Brilliance and panache in two showstopper concertos

Dego

The Strad Issue: February 2018  
Description: Brilliance and panache in two showstopper concertos  
Musicians: Francesca Dego (violin) City of Birmingham Symphony Orchestra/Daniele Rustioni  
Works: PAGANINI Violin Concerto no.1 in D major op.6. WOLF-FERRARI Violin Concerto in D major op.26  
Catalogue Number: DG 481 6381

Wolf-Ferrari’s Violin Concerto of 1944 has not exactly suffered from over-exposure either on the concert platform or in the recording studio, so Francesca Dego’s decision to record it live at Birmingham’s Symphony Hall stands as a masterstroke of an attention-grabber. Furthermore, the recorded sound alone would be enough to leapfrog it over the heads of the concerto’s previous three outings on disc, the DG polish being an altogether sleeker affair than that heard on Tactus (Marco Zuccarini), Farao Classics (Benjamin Schmid) and Doremi (Guila Bustabo, the concerto’s dedicatee).

Still, it’s Dego who steals the show, because if any interpretation were capable of lifting this work into the standard repertoire for the first time it would be this one.

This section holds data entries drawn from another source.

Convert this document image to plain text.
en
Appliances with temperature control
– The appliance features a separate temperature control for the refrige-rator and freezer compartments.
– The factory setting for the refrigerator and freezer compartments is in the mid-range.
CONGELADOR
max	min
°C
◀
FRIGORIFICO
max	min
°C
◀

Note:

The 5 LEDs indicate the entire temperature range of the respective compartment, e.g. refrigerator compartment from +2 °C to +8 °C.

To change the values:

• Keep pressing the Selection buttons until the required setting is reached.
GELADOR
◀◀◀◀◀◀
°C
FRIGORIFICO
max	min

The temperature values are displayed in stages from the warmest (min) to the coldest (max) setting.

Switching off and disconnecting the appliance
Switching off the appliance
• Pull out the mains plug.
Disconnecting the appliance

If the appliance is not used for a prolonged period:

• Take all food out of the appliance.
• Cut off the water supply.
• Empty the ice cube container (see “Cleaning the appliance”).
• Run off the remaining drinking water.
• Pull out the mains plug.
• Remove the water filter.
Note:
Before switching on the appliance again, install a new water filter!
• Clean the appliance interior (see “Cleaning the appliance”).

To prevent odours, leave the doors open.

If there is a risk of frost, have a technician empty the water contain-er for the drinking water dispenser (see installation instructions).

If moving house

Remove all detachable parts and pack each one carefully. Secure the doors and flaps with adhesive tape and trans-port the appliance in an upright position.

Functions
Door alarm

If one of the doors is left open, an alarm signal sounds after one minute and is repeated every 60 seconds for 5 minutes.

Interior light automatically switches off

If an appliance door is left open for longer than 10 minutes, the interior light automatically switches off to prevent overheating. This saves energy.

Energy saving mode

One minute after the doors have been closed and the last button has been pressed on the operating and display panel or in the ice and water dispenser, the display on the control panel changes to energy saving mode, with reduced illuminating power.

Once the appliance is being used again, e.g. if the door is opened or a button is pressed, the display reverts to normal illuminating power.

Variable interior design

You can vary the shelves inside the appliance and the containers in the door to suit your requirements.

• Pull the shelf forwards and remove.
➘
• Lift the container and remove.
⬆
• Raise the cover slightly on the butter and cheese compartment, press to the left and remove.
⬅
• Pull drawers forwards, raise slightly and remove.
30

She movingly draws out its fragile undercurrent – its 19th-century stylistic whispers feeling like a pained yearning for the past from this son of a Bavarian painter and a Venetian noblewoman who found his two countries on opposing sides of World War I – while also delivering on its bravura pep.

The Paganini is equally convincing, thanks in no small part to the CBSO and Rustioni being completely in the zone for frothy drama and display, but also letting it happen naturally through the music’s inbuilt flourishes; Paganini’s ‘more is more’ is in no danger of becoming too much here. Equally from Dego there’s joyful panache but within the context of control: her first entry arrives slender, effervescent and direct, with rubatos of the subtly flirty variety, and with a firm hold of the ducking and diving line. Add her technically en pointe upper-register warmth and sparkle – vital given that both concertos occupy the violin’s highest reaches – and this is a full house of excellence.